Oh Tax Season! For us, back in college Tax Season meant extra money for spring break {haha}! But, in all seriousness, Tax Season is that time of the year to get your money back that you overpaid in taxes. Taxes can be super confusion and if you don't use the right tax preparer, like an H&R Block rep or a CPA, then you might lose out on ways where you can get more money back as a student. For example, Co Founder Karen was able to get a substantial amount of money back when she was in school because her Tax Preparer educated her about the American Opportunity Tax Credit. This credit allowed her and other college students to expense their college expenses! You want to come extra prepared when you meet with your Tax Preparer or if you decide to file on your own. Therefore, below are some tools that will be helpful as you prepare for filing your taxes:

  • Decide on who you want to file your taxes. It can be a CPA, an H&R Block representative, or a computer software that can help to file your taxes.
  • Consider if you're a dependent or an independent. If you are a dependent that means that your parents provide more than 50% of financial support for you. If you do support yourself, then you are an independent. This is important because it determines whether or not you or your parents receive some extra money back.
  • Gather all the necessary documents to make the filing process go much easier. Gather these types of documents and forms:
    • All forms that say W-2, 1098, 1099 or Schedule K-1
    • Records of any contributions you made to IRAs or other retirement plans
    • Records for what you paid in mortgage interest,  real estate and personal property tax
    • Closing documents (such as HUD statement) for a home you purchased in 2013
    • Income & expense records for work you performed (not already shown on a W-2 or 1099)
    • Records of other income and expenses (rental income and expenses, jury duty, gambling, hobby, alimony income, etc.)
    • The date you purchased and your total investment in any stocks or other property you sold
    • Expenses related to your investments
    • Amounts donated to houses of worship, schools, or other charitable organizations
    • Records of non cash charitable donations
    • Number of miles you drove for charitable purposes
    • Number of miles you drove for medical purposes, and amounts paid to healthcare (insurance, doctors, dentists, hospitals, etc.)
    • Records for childcare and higher education costs
    • Employment-related expenses (dues, travel, publications, tools, uniforms, uniform cleaning, etc.)
    • Job search expenses and unemployment income, if applicable
    • Records for HSA contributions, alimony paid, moving expenses and student loan interest
                             Source: HRBlock.com

Some of these documents and forms may not be things that apply to you, so to keep yourself on track, consider making your own custom checklist at HRBlock.com/Checklist.

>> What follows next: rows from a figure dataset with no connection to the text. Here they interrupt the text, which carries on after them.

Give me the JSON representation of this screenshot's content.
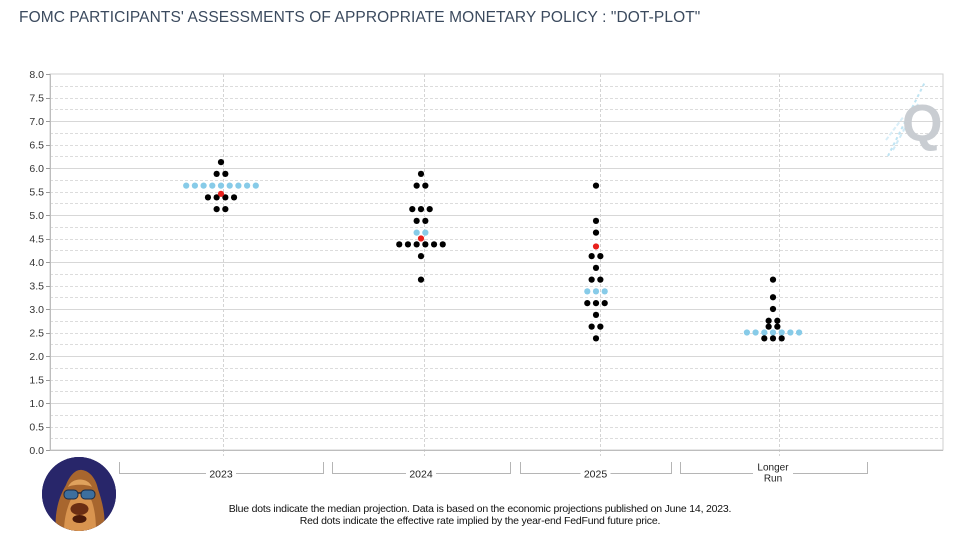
{
  "title": "FOMC PARTICIPANTS' ASSESSMENTS OF APPROPRIATE MONETARY POLICY : \"DOT-PLOT\"",
  "footer": {
    "line1": "Blue dots indicate the median projection. Data is based on the economic projections published on June 14, 2023.",
    "line2": "Red dots indicate the effective rate implied by the year-end FedFund future price."
  },
  "watermark": "Q",
  "colors": {
    "participant_dot": "#000000",
    "median_dot": "#87cbe8",
    "futures_dot": "#e8201c",
    "title": "#3b4a5e",
    "grid": "#d9d9d9"
  },
  "chart_data": {
    "type": "scatter",
    "title": "FOMC PARTICIPANTS' ASSESSMENTS OF APPROPRIATE MONETARY POLICY : \"DOT-PLOT\"",
    "xlabel": "",
    "ylabel": "",
    "ylim": [
      0,
      8
    ],
    "yticks": [
      "0.0",
      "0.5",
      "1.0",
      "1.5",
      "2.0",
      "2.5",
      "3.0",
      "3.5",
      "4.0",
      "4.5",
      "5.0",
      "5.5",
      "6.0",
      "6.5",
      "7.0",
      "7.5",
      "8.0"
    ],
    "grid": true,
    "categories": [
      "2023",
      "2024",
      "2025",
      "Longer Run"
    ],
    "category_labels": [
      [
        "2023"
      ],
      [
        "2024"
      ],
      [
        "2025"
      ],
      [
        "Longer",
        "Run"
      ]
    ],
    "series": [
      {
        "name": "2023",
        "participants": [
          {
            "rate": 6.125,
            "count": 1
          },
          {
            "rate": 5.875,
            "count": 2
          },
          {
            "rate": 5.625,
            "count": 9,
            "median": true
          },
          {
            "rate": 5.375,
            "count": 4
          },
          {
            "rate": 5.125,
            "count": 2
          }
        ],
        "futures_rate": 5.45
      },
      {
        "name": "2024",
        "participants": [
          {
            "rate": 5.875,
            "count": 1
          },
          {
            "rate": 5.625,
            "count": 2
          },
          {
            "rate": 5.125,
            "count": 3
          },
          {
            "rate": 4.875,
            "count": 2
          },
          {
            "rate": 4.625,
            "count": 2,
            "median": true
          },
          {
            "rate": 4.375,
            "count": 6
          },
          {
            "rate": 4.125,
            "count": 1
          },
          {
            "rate": 3.625,
            "count": 1
          }
        ],
        "futures_rate": 4.5
      },
      {
        "name": "2025",
        "participants": [
          {
            "rate": 5.625,
            "count": 1
          },
          {
            "rate": 4.875,
            "count": 1
          },
          {
            "rate": 4.625,
            "count": 1
          },
          {
            "rate": 4.125,
            "count": 2
          },
          {
            "rate": 3.875,
            "count": 1
          },
          {
            "rate": 3.625,
            "count": 2
          },
          {
            "rate": 3.375,
            "count": 3,
            "median": true
          },
          {
            "rate": 3.125,
            "count": 3
          },
          {
            "rate": 2.875,
            "count": 1
          },
          {
            "rate": 2.625,
            "count": 2
          },
          {
            "rate": 2.375,
            "count": 1
          }
        ],
        "futures_rate": 4.33
      },
      {
        "name": "Longer Run",
        "participants": [
          {
            "rate": 3.625,
            "count": 1
          },
          {
            "rate": 3.25,
            "count": 1
          },
          {
            "rate": 3.0,
            "count": 1
          },
          {
            "rate": 2.75,
            "count": 2
          },
          {
            "rate": 2.625,
            "count": 2
          },
          {
            "rate": 2.5,
            "count": 7,
            "median": true
          },
          {
            "rate": 2.375,
            "count": 3
          }
        ],
        "futures_rate": null
      }
    ]
  }
}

We hope you get some money back!

1 comment :

  1. A form checklist is definitely a must when preparing tax related documents. You wouldn't want to go to a party without the right do and clothes, and it's pretty much the same with forms and tax consultants. And of course, it's always a lot easier if you let someone else do the prepping the books, but it's always good to know the bare bones of filing. BTW, I'm loving the feel and look of you blog, and I'll definitely stick around for more of these sister's secrets!